Any fund disbursements from the International Monetary Fund (IMF) to crisis-hit Sri Lanka could be at least 3-4 months away from now as financing assurances from the country’s bilateral creditors remain a key sticking point for the IMF executive board to green light its bail-out programme, a presentation made to creditors by the Sri Lankan officials on last Friday showed.
Sri Lankan officials on Friday met its creditors virtually to update them of the breadth and depth of the multifaceted crisis faced by Sri Lanka, the reform path since undertaken towards the staff-level agreement with the IMF and particularly the need to restore debt sustainability as an important precondition to unlock any fund flows back to the country.
Sri Lankan people are undergoing endless misery everyday as they are squeezed to the bone amid soaring prices of everyday goods and services as both monetary and fiscal policies were tightened after the rupee collapsed by 80 percent.
Representing the Sri Lankan side the Governor of the Central Bank and the Secretary to the Ministry of Finance who together addressed the creditors expressed hopes to obtain financing assurance from both the public and private creditors by mid November before the IMF Board is expected to approve the programme in mid-December-January 2023.
While agreements are expected to be reached in principle with all creditors within this time frame, the negotiations would continue through the second quarter of next year before the renegotiated debt agreements are legally implemented.
The financing assurances could take two forms based on the profile of the creditor groups – official and private.
The financing assurances from official creditors would mean commitment to grant Sri Lanka debt treatment compatible with the macro-economic framework and debt sustainability constraints in the IMF programme.
To expedite this process, the officials promote the formation of an ad-hoc bilateral creditor coordination platform which allows, “the official bilateral creditors to give their financing assurances to the IMF collectively after having debated among themselves, with the IMF and the Government of Sri Lanka on the general contours of the debt treatment required to support the restoration of debt sustainability,” the presentation showed.
Sri Lanka’s bilateral creditors include the Paris Club members and non-Paris Club members led by China and India accounting for 52.0 percent and 12.0 percent respectively out of a total of US$ 13.8 billion worth of bilateral debt which includes government guaranteed State-owned enterprise debt.
President Ranil Wicremesinghe on Thursday met the ambassadors representing Sri Lanka’s bilateral creditors seeking expedited financing assurances.

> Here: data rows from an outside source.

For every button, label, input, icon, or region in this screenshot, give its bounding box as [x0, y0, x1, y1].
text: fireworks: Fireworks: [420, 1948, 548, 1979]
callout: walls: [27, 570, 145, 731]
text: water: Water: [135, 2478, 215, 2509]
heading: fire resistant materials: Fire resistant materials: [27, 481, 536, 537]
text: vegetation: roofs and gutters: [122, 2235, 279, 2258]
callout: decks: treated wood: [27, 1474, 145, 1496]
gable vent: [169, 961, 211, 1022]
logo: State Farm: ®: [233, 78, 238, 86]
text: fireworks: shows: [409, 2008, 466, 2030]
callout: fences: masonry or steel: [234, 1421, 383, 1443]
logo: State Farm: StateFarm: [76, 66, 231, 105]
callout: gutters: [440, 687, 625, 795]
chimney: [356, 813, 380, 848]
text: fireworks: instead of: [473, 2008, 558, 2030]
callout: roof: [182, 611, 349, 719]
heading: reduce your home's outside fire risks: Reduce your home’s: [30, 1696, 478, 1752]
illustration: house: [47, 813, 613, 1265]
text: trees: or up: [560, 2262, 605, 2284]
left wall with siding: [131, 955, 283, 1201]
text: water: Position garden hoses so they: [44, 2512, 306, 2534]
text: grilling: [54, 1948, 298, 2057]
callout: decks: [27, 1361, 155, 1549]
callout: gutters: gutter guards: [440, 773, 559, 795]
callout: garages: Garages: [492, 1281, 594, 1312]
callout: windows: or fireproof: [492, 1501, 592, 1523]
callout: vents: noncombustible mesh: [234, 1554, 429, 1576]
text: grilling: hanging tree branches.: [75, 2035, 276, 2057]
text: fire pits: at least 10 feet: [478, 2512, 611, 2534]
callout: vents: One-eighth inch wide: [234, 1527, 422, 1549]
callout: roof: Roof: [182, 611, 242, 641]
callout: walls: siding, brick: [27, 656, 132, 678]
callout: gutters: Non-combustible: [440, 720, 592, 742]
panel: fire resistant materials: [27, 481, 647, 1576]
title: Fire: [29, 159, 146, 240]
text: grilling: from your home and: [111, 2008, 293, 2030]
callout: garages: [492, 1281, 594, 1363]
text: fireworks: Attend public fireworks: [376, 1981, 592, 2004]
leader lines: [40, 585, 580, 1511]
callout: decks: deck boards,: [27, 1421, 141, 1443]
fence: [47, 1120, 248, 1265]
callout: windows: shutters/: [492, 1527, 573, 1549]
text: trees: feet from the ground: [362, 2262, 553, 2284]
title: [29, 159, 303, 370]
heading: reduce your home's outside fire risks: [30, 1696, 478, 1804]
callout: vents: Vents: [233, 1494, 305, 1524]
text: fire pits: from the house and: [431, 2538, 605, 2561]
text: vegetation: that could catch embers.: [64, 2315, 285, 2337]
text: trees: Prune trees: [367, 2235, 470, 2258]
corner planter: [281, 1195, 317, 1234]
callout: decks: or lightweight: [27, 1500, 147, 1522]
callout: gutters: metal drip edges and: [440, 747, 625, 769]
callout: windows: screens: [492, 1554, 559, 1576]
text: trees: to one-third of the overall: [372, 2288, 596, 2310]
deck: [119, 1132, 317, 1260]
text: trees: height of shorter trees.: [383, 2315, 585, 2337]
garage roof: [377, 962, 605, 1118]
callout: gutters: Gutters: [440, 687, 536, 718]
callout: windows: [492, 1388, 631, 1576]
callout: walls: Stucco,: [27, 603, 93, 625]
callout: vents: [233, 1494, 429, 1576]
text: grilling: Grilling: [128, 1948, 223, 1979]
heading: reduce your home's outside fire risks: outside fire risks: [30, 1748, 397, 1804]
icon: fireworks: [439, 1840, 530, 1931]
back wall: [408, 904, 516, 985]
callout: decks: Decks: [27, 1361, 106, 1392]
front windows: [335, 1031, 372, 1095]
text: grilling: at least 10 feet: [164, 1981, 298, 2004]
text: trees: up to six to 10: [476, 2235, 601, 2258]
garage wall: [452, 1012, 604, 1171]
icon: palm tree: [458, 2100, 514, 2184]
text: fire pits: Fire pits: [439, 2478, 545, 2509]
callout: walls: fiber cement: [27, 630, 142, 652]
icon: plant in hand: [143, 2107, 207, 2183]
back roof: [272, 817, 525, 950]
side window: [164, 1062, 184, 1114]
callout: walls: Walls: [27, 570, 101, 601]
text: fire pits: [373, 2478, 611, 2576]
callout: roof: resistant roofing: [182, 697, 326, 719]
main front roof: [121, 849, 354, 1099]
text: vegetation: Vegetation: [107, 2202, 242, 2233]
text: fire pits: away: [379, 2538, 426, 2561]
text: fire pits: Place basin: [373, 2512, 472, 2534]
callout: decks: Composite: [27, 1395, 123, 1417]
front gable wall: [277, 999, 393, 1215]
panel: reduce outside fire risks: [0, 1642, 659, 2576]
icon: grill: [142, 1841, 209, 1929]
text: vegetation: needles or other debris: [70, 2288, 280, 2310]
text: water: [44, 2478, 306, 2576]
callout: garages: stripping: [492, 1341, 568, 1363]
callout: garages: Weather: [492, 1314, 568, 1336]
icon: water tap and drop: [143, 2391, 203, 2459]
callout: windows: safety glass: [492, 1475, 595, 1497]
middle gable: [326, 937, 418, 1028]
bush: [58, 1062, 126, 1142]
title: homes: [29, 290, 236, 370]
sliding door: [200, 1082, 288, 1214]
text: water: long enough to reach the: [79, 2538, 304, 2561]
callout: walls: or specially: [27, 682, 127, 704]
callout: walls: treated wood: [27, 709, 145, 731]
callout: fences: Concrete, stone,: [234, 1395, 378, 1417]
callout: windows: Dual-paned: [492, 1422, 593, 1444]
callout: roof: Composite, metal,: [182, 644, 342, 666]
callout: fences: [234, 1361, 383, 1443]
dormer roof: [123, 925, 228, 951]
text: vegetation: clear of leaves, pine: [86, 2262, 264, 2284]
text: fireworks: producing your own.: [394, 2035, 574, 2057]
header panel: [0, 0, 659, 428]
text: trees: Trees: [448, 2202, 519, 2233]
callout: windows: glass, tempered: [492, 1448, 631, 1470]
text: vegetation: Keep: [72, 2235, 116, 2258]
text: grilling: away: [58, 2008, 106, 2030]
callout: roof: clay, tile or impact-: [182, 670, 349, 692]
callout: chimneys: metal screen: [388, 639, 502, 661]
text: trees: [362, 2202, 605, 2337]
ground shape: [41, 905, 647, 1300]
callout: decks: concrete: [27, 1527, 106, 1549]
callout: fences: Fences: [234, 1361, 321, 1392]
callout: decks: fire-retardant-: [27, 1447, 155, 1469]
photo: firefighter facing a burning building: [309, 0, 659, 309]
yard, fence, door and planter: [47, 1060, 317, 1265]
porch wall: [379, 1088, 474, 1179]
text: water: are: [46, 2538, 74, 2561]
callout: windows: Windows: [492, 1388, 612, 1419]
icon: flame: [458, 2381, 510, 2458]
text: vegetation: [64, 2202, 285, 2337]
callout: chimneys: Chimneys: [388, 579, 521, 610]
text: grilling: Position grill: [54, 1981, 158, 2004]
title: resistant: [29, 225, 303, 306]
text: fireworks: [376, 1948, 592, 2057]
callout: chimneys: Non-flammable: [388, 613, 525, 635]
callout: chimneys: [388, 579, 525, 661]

According to the data presented on the outstanding public debt, Sri Lanka had US$ 46.6 billion worth of foreign currency debt, US$ 34.0 billion of US$ equivalence of local currency debt, making up for US$ 80.5 billion of total public debt by the June end, working out to 122 percent of Gross Domestic Product (GDP).
The private foreign currency debt amounted to US$ 18.8 billion, out of which bonded ones including the international sovereign bonds (ISBs) and Sri Lanka Development Bonds made up of US$ 14.5 billion by the end of June.
Meanwhile, the financing assurances from private creditors would mean Sri Lanka making a ‘good faith’ effort to reach collaborative agreement with them which includes engaging in early dialogue and sharing relevant information on a timely basis.
These private bondholders of Sri Lanka’s ISBs have organised themselves into two main creditor committees—one consisting of 100 members of international investors and another consisting of eight local private banks holding slightly in excess of a billion dollars worth of ISBs.
The former group represents more than 55 percent of ISBs non-domestic holdings, led by a steering committee of 10 members advised by Rothschild and White & Case while the latter is advised by Baker & Mackenzie.